Certainly, the country music industry has been pumped for the now 30-year-old singer/songwriter since breaking out of the country music gate with her addictive chart topper “Villain” and following it up with epic songs such as “Remind Me of You,” “Stronger Than I Am,” and the heartfelt “Back Pew.”
“That song is helping a lot of people, and it was therapeutic to write and always is therapeutic to perform every night,” she says of the mind-blowing melody that appears on her new EP, Runnin’ Outta Time. “I didn’t go in trying to write a project that was super autobiographical,” Rose says of the EP. “I was just like, What if we just pick out six songs that really tell the story of what I’ve done my first 30 years in life and what I want to do in my next 70? It was really cool to be able to put together a project that had a theme.”
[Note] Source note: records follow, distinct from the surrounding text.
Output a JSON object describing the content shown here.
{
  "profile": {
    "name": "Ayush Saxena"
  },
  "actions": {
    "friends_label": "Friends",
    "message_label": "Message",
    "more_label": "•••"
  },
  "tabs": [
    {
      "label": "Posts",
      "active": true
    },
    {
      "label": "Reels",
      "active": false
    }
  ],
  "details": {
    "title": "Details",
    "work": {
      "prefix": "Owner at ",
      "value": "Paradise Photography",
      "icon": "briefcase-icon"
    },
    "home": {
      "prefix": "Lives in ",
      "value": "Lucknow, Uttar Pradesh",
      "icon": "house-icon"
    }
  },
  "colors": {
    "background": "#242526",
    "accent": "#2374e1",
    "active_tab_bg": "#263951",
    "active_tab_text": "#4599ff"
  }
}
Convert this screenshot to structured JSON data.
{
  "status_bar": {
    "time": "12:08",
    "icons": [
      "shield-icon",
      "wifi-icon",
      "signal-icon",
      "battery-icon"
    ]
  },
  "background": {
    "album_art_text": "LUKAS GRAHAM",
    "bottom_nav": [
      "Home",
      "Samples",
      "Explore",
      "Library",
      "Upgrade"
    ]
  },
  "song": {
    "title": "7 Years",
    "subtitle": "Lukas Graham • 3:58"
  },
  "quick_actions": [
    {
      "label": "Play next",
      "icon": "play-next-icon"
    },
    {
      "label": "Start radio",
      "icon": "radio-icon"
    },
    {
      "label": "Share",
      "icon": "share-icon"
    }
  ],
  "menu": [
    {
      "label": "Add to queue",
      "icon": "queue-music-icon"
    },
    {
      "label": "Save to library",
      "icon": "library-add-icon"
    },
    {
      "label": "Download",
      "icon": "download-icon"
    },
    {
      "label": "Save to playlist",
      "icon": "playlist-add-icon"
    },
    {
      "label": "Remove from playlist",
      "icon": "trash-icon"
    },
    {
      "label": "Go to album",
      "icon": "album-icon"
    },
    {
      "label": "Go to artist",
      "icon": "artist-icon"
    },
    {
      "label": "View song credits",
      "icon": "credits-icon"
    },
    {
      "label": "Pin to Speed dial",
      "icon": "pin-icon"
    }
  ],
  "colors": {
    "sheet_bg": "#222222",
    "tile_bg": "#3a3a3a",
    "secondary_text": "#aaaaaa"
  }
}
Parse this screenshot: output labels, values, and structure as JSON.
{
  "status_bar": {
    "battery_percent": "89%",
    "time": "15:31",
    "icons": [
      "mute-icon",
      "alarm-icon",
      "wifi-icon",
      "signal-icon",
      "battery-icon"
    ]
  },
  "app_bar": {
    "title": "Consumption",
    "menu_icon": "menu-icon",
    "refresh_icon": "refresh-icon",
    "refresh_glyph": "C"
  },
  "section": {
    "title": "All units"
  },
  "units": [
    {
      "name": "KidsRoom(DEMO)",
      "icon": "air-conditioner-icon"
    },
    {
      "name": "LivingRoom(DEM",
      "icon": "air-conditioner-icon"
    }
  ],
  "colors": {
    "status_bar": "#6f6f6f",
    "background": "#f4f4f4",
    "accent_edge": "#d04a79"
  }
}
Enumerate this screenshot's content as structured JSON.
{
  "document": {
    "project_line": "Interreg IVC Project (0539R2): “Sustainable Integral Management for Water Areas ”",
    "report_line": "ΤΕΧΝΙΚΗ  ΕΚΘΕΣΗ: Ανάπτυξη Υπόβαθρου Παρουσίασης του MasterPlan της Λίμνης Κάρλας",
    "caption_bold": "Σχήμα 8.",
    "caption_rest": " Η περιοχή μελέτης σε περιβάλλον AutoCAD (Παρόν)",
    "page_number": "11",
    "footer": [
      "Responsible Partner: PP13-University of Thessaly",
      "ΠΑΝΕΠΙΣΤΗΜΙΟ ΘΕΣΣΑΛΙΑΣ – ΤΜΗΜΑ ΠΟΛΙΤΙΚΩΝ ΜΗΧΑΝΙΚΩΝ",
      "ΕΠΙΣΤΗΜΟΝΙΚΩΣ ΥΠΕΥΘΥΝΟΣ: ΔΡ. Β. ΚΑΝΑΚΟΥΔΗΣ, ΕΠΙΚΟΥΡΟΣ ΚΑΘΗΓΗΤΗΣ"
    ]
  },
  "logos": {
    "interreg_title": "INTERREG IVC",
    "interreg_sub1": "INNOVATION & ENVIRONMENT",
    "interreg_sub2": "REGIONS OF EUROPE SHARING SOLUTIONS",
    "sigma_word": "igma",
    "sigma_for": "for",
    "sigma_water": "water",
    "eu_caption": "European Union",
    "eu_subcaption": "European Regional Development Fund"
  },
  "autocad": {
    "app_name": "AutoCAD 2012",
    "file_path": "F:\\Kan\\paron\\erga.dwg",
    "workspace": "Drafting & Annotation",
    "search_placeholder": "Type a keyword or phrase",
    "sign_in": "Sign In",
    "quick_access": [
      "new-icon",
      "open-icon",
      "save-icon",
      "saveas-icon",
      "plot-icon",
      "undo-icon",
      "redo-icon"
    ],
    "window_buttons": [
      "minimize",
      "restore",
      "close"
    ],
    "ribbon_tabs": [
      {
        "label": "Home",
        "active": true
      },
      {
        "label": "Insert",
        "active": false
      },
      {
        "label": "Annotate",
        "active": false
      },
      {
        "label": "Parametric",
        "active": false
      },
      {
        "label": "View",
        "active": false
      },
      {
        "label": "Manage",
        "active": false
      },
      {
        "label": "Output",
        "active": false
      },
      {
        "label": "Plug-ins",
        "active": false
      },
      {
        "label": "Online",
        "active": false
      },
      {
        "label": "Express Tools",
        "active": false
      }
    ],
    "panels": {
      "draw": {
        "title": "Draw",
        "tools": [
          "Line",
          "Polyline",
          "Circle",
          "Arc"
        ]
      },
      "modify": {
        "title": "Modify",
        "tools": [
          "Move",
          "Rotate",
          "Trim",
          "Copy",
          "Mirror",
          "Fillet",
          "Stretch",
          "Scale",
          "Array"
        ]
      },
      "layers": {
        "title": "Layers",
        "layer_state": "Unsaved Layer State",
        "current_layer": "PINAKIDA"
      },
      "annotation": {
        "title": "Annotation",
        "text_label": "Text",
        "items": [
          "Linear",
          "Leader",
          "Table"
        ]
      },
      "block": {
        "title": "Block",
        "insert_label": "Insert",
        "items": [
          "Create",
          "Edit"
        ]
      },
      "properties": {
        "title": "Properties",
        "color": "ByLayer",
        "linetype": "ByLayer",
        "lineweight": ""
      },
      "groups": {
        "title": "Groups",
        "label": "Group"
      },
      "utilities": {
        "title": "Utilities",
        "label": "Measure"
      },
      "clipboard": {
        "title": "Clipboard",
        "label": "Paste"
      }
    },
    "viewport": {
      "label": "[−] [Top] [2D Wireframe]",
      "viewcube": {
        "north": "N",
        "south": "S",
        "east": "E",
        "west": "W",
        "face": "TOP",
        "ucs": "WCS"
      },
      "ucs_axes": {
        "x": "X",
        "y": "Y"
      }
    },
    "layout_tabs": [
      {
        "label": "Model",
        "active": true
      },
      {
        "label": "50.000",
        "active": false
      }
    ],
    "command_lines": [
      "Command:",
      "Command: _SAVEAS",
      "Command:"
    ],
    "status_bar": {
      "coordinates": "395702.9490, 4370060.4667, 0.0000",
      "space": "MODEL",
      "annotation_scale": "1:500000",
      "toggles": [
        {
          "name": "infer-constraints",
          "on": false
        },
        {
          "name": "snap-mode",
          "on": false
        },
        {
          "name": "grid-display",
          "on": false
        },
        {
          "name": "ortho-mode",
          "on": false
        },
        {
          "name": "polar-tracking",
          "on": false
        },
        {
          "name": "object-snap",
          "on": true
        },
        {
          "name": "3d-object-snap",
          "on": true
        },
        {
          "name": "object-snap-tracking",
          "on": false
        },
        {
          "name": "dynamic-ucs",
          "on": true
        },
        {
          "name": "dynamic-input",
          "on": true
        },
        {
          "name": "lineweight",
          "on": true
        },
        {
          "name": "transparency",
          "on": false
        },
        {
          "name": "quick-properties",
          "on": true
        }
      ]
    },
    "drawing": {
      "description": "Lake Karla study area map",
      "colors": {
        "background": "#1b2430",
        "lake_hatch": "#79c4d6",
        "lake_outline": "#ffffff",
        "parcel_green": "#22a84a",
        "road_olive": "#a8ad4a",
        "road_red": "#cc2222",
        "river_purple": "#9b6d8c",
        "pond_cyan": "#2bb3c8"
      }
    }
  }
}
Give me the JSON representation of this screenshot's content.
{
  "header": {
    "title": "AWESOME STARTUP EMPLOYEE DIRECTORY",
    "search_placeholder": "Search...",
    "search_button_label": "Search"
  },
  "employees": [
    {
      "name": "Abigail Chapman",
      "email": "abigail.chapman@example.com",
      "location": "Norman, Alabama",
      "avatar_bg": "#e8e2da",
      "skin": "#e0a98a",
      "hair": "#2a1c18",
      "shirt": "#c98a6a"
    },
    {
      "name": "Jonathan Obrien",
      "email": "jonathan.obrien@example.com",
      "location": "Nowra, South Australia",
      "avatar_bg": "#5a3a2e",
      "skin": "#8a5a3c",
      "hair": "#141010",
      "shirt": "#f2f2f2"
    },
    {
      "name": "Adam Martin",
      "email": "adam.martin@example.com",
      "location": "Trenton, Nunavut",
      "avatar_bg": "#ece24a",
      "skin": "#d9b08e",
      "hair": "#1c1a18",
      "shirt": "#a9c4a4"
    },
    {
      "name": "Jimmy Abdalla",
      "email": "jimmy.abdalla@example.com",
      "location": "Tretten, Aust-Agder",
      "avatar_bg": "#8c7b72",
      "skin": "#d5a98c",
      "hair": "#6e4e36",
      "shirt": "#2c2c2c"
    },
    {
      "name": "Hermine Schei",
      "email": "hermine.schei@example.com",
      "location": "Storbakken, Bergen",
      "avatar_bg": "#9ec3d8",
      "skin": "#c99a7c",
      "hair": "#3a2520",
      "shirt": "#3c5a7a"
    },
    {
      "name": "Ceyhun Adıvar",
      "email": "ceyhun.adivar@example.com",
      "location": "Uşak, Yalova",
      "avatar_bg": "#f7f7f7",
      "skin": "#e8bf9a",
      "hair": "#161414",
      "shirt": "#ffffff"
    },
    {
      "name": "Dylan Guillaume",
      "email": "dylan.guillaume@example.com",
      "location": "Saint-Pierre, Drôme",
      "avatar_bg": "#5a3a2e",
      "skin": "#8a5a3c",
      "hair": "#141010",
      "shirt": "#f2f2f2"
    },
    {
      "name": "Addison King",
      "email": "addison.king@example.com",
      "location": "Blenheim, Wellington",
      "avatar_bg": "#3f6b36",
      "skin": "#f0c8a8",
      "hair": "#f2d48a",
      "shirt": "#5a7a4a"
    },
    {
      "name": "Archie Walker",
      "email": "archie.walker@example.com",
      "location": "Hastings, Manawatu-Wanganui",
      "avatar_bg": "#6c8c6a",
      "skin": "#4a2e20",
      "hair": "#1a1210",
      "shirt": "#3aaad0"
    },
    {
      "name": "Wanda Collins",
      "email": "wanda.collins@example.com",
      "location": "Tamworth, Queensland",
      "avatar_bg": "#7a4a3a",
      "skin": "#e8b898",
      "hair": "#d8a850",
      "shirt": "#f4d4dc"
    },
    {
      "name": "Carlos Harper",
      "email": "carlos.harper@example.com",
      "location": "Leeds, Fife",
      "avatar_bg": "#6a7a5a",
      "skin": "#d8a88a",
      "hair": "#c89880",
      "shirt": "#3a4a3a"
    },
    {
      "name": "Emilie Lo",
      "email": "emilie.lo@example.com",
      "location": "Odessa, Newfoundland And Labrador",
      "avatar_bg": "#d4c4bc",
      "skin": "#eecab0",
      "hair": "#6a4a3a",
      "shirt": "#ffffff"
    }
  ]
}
A number of these songs will certainly find themselves on the setlist in Cincinnati, along with the stories that go with them. “My set list has some bangers that just feel really good,” says Rose, who sang on Diplo’s “Sad in the Summer” track back in 2023. “And then there are the songs that contain these really personal stories that other people can take with them, and they can connect with.”
One of those heartfelt stories is told in Rose’s new track, “Let You Know When I Get There,” which was actually written by powerhouse songwriters Ben Stennis, Michael Tyler, and Hunter Phelps. “I really loved the sentiment of the song from the very beginning,” she says. “I thought it was brilliant. It moved me. You don’t hear a song every day that brings you to tears or you connect with on that level.”
And while Rose finds herself beginning to rack up recognitions such as a GLAAD’s Outstanding Breakthrough Music Artist and ACM’s New Female Artist of the Year nominee, she admits that she’s still trying to prove herself. “I still feel like the shoe is going to drop at any moment kind of thing,” she says. “But, yeah, it’s nice to know that I have a really secure fan base and with that comes a little bit of job security of just knowing that I can keep making music and, even if I take time off touring, I can make music and they’re still going to be here. The fans who keep showing up for me give me that confidence because I don’t feel like I’ve made it by any means quite yet. But we’re getting there.”